Oğuz ÇETİNOĞLU

Ekonomist, Araştırmacı-Yazar

ocetinoglu1@gmail.com

‘Tatar’ Kelimesinin Kökeni, Tatarlık – Türklük…

Dünya üzerinde Tatar adlı bir ırk, bir kavim, etnik grup ve millet yoktur. Buna rağmen Kırım ve Kazan’da yaşayan soydaşlarımız Tatar olarak anılmaktadır. Bu isimlendirmenin kökten yanlış olduğu elbette iddia edilemez. Ancak ne kadar uygun olduğu tartışılabilir. Bu yazı ile böyle bir tartışmanın kapısının aralanması murad edilmiştir. 

Tatar kelimesi, farklı zamanlarda değişik anlamlar için ve farklı yazılışlarla kullanılmıştır. Kelime, ilk defa, Türklere ait ilk yazılı metin olan ve 732 yılında hazırlanan Orhun Kitabeleri’nde yer almıştır. Burada Tatarların bir Türk boyu olduğu belirtilmektedir.  Bilindiği gibi boy, bir siyâsî teşkilâta bağlı kabile demektir.
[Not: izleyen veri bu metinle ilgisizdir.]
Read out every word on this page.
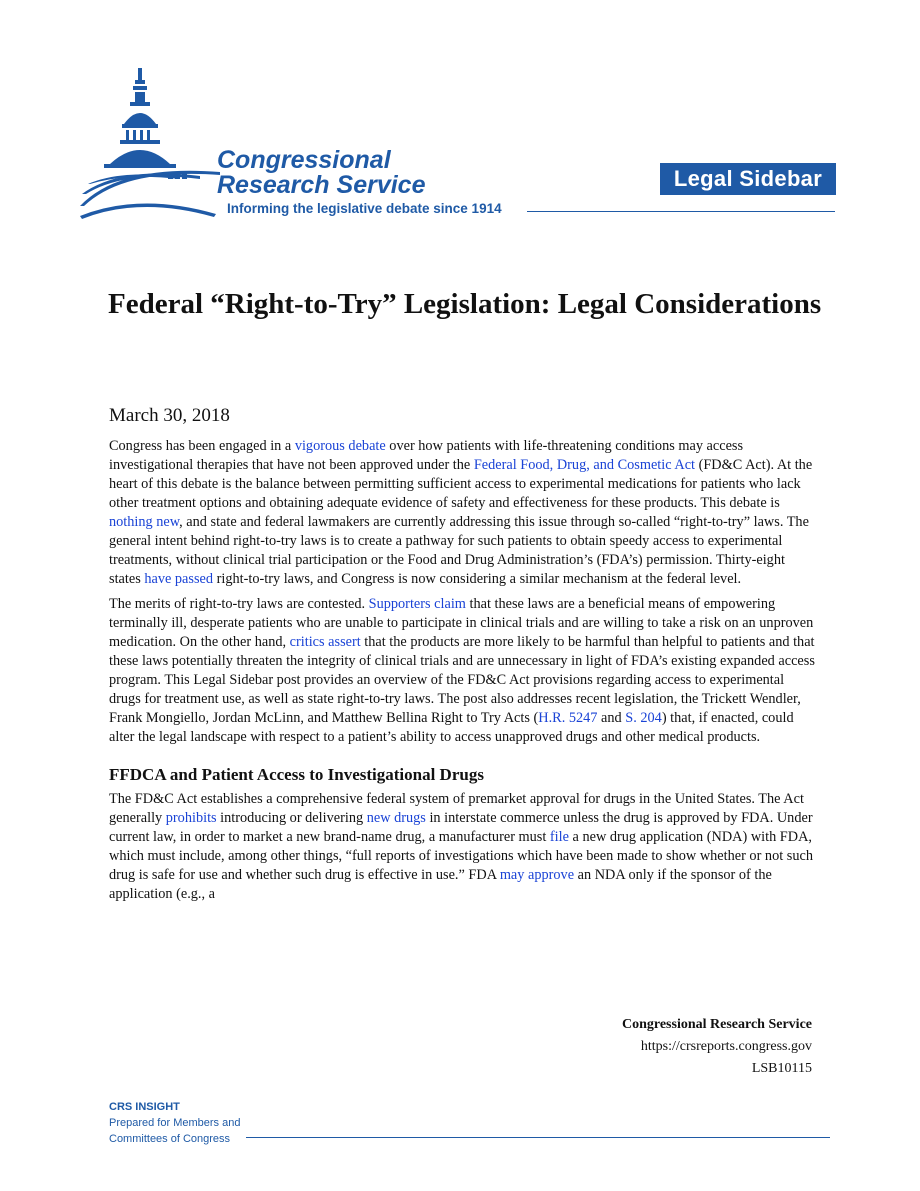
Congressional
Research Service
Informing the legislative debate since 1914
Legal Sidebar
Federal “Right-to-Try” Legislation: Legal Considerations
March 30, 2018

Congress has been engaged in a vigorous debate over how patients with life-threatening conditions may access investigational therapies that have not been approved under the Federal Food, Drug, and Cosmetic Act (FD&C Act). At the heart of this debate is the balance between permitting sufficient access to experimental medications for patients who lack other treatment options and obtaining adequate evidence of safety and effectiveness for these products. This debate is nothing new, and state and federal lawmakers are currently addressing this issue through so-called “right-to-try” laws. The general intent behind right-to-try laws is to create a pathway for such patients to obtain speedy access to experimental treatments, without clinical trial participation or the Food and Drug Administration’s (FDA’s) permission. Thirty-eight states have passed right-to-try laws, and Congress is now considering a similar mechanism at the federal level.

The merits of right-to-try laws are contested. Supporters claim that these laws are a beneficial means of empowering terminally ill, desperate patients who are unable to participate in clinical trials and are willing to take a risk on an unproven medication. On the other hand, critics assert that the products are more likely to be harmful than helpful to patients and that these laws potentially threaten the integrity of clinical trials and are unnecessary in light of FDA’s existing expanded access program. This Legal Sidebar post provides an overview of the FD&C Act provisions regarding access to experimental drugs for treatment use, as well as state right-to-try laws. The post also addresses recent legislation, the Trickett Wendler, Frank Mongiello, Jordan McLinn, and Matthew Bellina Right to Try Acts (H.R. 5247 and S. 204) that, if enacted, could alter the legal landscape with respect to a patient’s ability to access unapproved drugs and other medical products.

FFDCA and Patient Access to Investigational Drugs

The FD&C Act establishes a comprehensive federal system of premarket approval for drugs in the United States. The Act generally prohibits introducing or delivering new drugs in interstate commerce unless the drug is approved by FDA. Under current law, in order to market a new brand-name drug, a manufacturer must file a new drug application (NDA) with FDA, which must include, among other things, “full reports of investigations which have been made to show whether or not such drug is safe for use and whether such drug is effective in use.” FDA may approve an NDA only if the sponsor of the application (e.g., a

Congressional Research Service
https://crsreports.congress.gov
LSB10115
CRS INSIGHT
Prepared for Members and
Committees of Congress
Kabile kelimesi ise bir çekirdek aile etrafında toplanmış, bu aileden birinin reisliğini kabul etmiş akraba fertlerin oluşturduğu topluluktur.

Çin kaynaklarında Tatar kelimesinin geçtiği en eski belge 840 yılına aittir. Kelime burada Ta-ta şeklinde yazılıdır. Belgelerden öğrenildiğine göre bu dönemde Tatarlar, Çinlilerle ve Moğollarla savaşmışlar, Göktürklerle ve Göktürk Devleti’nin yıkılmasından sonra Uygur Devleti ile yakın ve dostâne ilişkilerde bulunmuşlardır. İlişkilerin en önemlisi, 958 yılında Tatarlarla Uygurların birleşerek Hitay Devleti ile savaşmaları şeklinde gerçekleşti. Yine Çinlilere ait bâzı kaynaklarda bir Tatar Devleti’nden söz edilmekte ve bu Tatar Devleti’nin Uygur Devleti ile birlikte, bölgedeki demir mâdeni ocağını 1070 yılına kadar işlettikleri belirtilmektedir. Uygurlarla Tatarlar arasındaki ilişki o kadar kuvvetli idi ki, Çinliler, Uygur elçilerini kayıtlara Tatar olarak geçmişlerdir. Tatarlar o dönemde Şato Türkleri ile de sıkı ilişiler içindeydiler. Hatta Tatarların bir bölümü, evlilikler sebebiyle Şato Türkleri ile kaynaşıp asimile oldular. Sonraki yıllarda Çinliler, Tatarları, Şato Türkleri olarak belgelerine kaydettiler.

Göktürkler ve Uygurlar döneminde yaşayan Tatarların büyük bir bölümü Cengiz Han tarafından imha edilmiş, kurtulabilen bir gurup, bölgeden kaçarak Bu günkü Kırım topraklarına ve Anadolu’ya yerleşmişlerdir. Küçük bir grup ta, diğer boylar arasına karışıp asimile olmuştur. Buna rağmen Çinliler, Tatar ismini kullanmaya devam etmişlerdir.

Tatarlar, târihin hiçbir döneminde endogami uygulamadılar. Disiplinli, teşkilâtçı ve güçlü insanlardı. Sâhip oldukları meziyetler sebebiyle kabile ile ilgisi olmayan kişiler de kendilerini Tatar olarak tanıtıyorlardı. Tatar adının yaygın ve tercih edilen bir kabile adı olarak kullanılmasının sebebi bu olsa gerek.

Çinliler; Tatarları Şor Türkleri ve Uygurlar ile karıştırdığı gibi, Çevrede yaşayan bütün Türkleri ve Moğolları Tatar olarak adlandırıyorlardı.

Reşidüddin Fazlullah tarafından 1310 yılında tamamlanan ve modern anlamda ilk dünya târih kitabı olarak kabul edilen Câmiu’t-Tevârih isimli eserde de Tatarların bir Türk boyu olduğu yazılıdır. Kaşgarlı Mahmud, Divanü Lügatit-t-Türk’te Tatarların, Başkırdların komşusu olduğunu belirtir. Sayısını 24 olarak açıkladığı Türk boyları arasında Tatar ismine yer vermiyor. Bu bilgi bizi, Tatarların Türk olduğu hükmüne ulaştırır.